Car, si pour les Américains, il est hors de question qu’Obama prolonge son bail à la maison blanche au-delà de 2016, en revanche, pour le peuple de Guinée, toute la question reste encore à savoir sans l’ombre d’un doute si Condé serait secrètement tenté par une modification constitutionnelle qui lui permettrait, à l’image de son prédécesseur Lansana Conté en 2002, de briguer un troisième mandat.
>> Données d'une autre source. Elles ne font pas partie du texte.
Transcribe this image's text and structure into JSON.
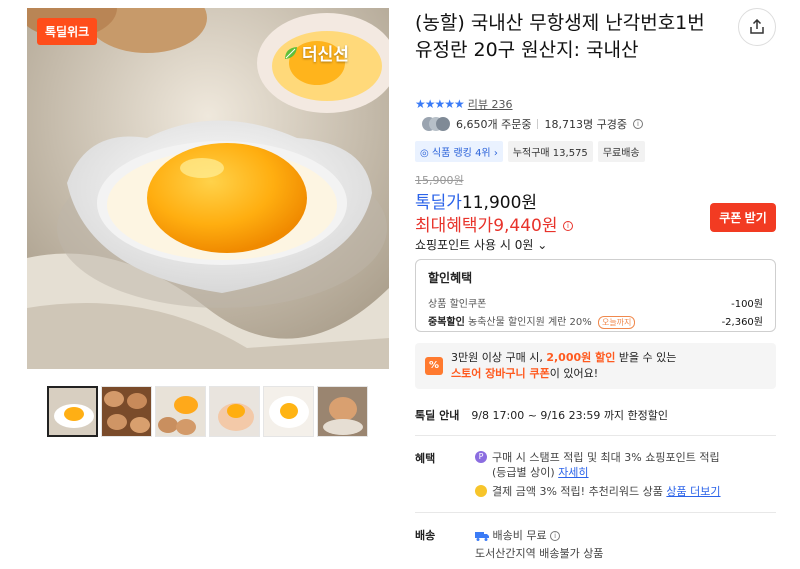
{
  "product": {
    "badge": "톡딜위크",
    "brand_logo": "더신선",
    "title": "(농할) 국내산 무항생제 난각번호1번 유정란 20구 원산지: 국내산",
    "review_label": "리뷰 236",
    "orders": "6,650개 주문중",
    "subscribers": "18,713명 구경중",
    "tags": [
      "식품 랭킹 4위",
      "누적구매 13,575",
      "무료배송"
    ],
    "original_price": "15,900원",
    "deal_label": "톡딜가",
    "deal_price": "11,900원",
    "max_benefit_label": "최대혜택가",
    "max_benefit_price": "9,440원",
    "coupon_button": "쿠폰 받기",
    "points_text": "쇼핑포인트 사용 시 0원"
  },
  "discount": {
    "header": "할인혜택",
    "rows": [
      {
        "label": "상품 할인쿠폰",
        "amount": "-100원"
      },
      {
        "label_bold": "중복할인",
        "label": "농축산물 할인지원 계란 20%",
        "pill": "오늘까지",
        "amount": "-2,360원"
      }
    ]
  },
  "promo": {
    "icon": "%",
    "line1_a": "3만원 이상 구매 시,",
    "line1_hl": "2,000원 할인",
    "line1_b": "받을 수 있는",
    "line2_hl": "스토어 장바구니 쿠폰",
    "line2_b": "이 있어요!"
  },
  "tokdeal_info": {
    "key": "톡딜 안내",
    "value": "9/8 17:00 ~ 9/16 23:59 까지 한정할인"
  },
  "benefit": {
    "key": "혜택",
    "item1": "구매 시 스탬프 적립 및 최대 3% 쇼핑포인트 적립",
    "item1_sub": "(등급별 상이)",
    "item1_link": "자세히",
    "item2": "결제 금액 3% 적립! 추천리워드 상품",
    "item2_link": "상품 더보기"
  },
  "delivery": {
    "key": "배송",
    "fee": "배송비 무료",
    "note": "도서산간지역 배송불가 상품"
  },
  "colors": {
    "accent_blue": "#2b63e9",
    "accent_red": "#e8332b",
    "coupon_orange": "#f23b22"
  }
}
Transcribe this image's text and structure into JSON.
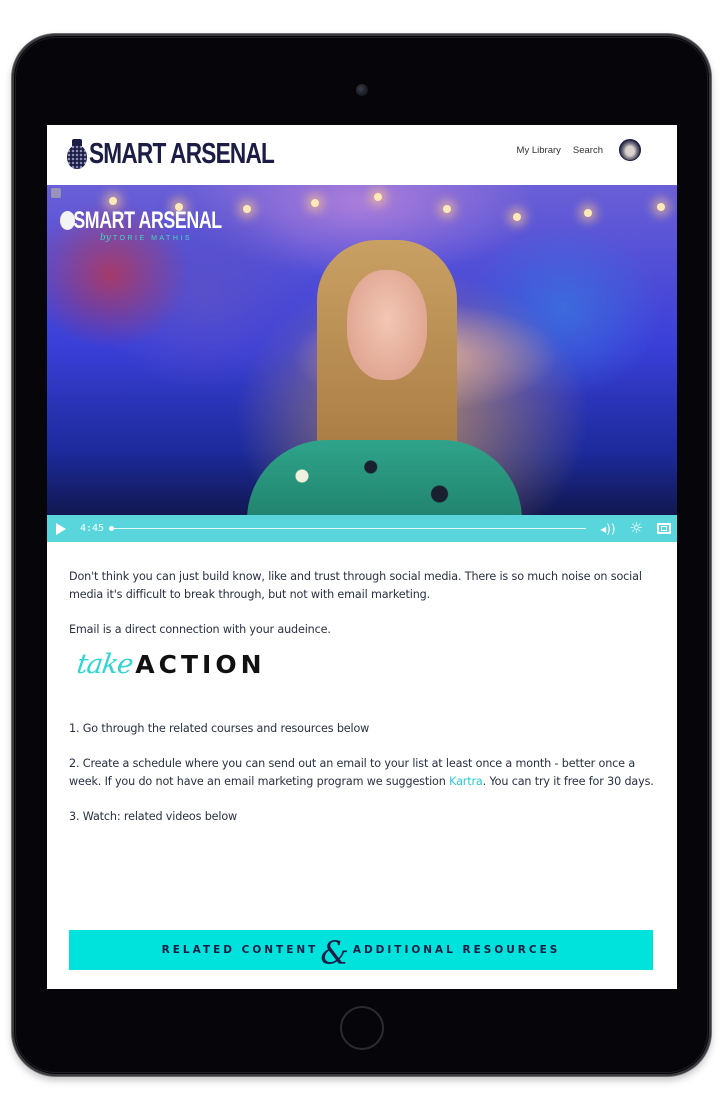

À en croire certains opposants du régime Condé, tel que Lansana Kouyaté, leader du parti politique de l’espoir pour le développement national (PEDN), aucun doute ne devrait planer sur la volonté du chef de l’État guinéen à demeurer au pouvoir bien au-delà de 2020. « Je n’ai aucun doute, il aura cette tentation. C’est au peuple de réagir. Mais chez nous, vous connaissez l’effet de démonstration et du suivisme. Déjà, on a entendu deux voix qui clament qu’il faut lui accorder cela. C’est comme ça que ça commence. Après, les clairons vont sonner. Ensuite, on va distribuer l’argent. Tout le monde va rentrer en tranche pour réclamer un troisième mandat. Je crois que si cela est vrai, il faudra fermer la porte, jeter la clé et aller ailleurs », soutenait-il dans un entretien accordé à la radio privée Espace FM le 1er mars 2016.

Ceux qui connaissent l’histoire politique africaine le savent : à l’échelle continentale, les révisions constitutionnelles dans l’unique but de se maintenir au pouvoir ne sont certes pas une pratique nouvelle, mais elle devient de plus en plus récurrente chez les dirigeants africains. Les exemples les plus récents nous viennent du Burundais Pierre Nkurunziza, du Congolais Denis Sassou Nguesso ainsi que du Rwandais Paul Kagamé. Toutefois, dans le cas guinéen, force est d’admettre que, malgré ce que peuvent légitimement penser les uns et les autres, aucun indicateur fiable ne permet, pour le moment, de défendre une telle hypothèse. D’ailleurs, environ quatre mois sur une période de cinq ans, c’est largement insuffisant pour sonder les profondes ambitions politiques de Condé. Néanmoins, ses actions ou inactions, discours ou silences, durant les prochaines années, seront sans doute plus révélateurs.

En plus de cette problématique fondamentale, qui commence à cristalliser l’attention des Guinéens, le président guinéen sera confronté à six immenses défis durant son second mandat.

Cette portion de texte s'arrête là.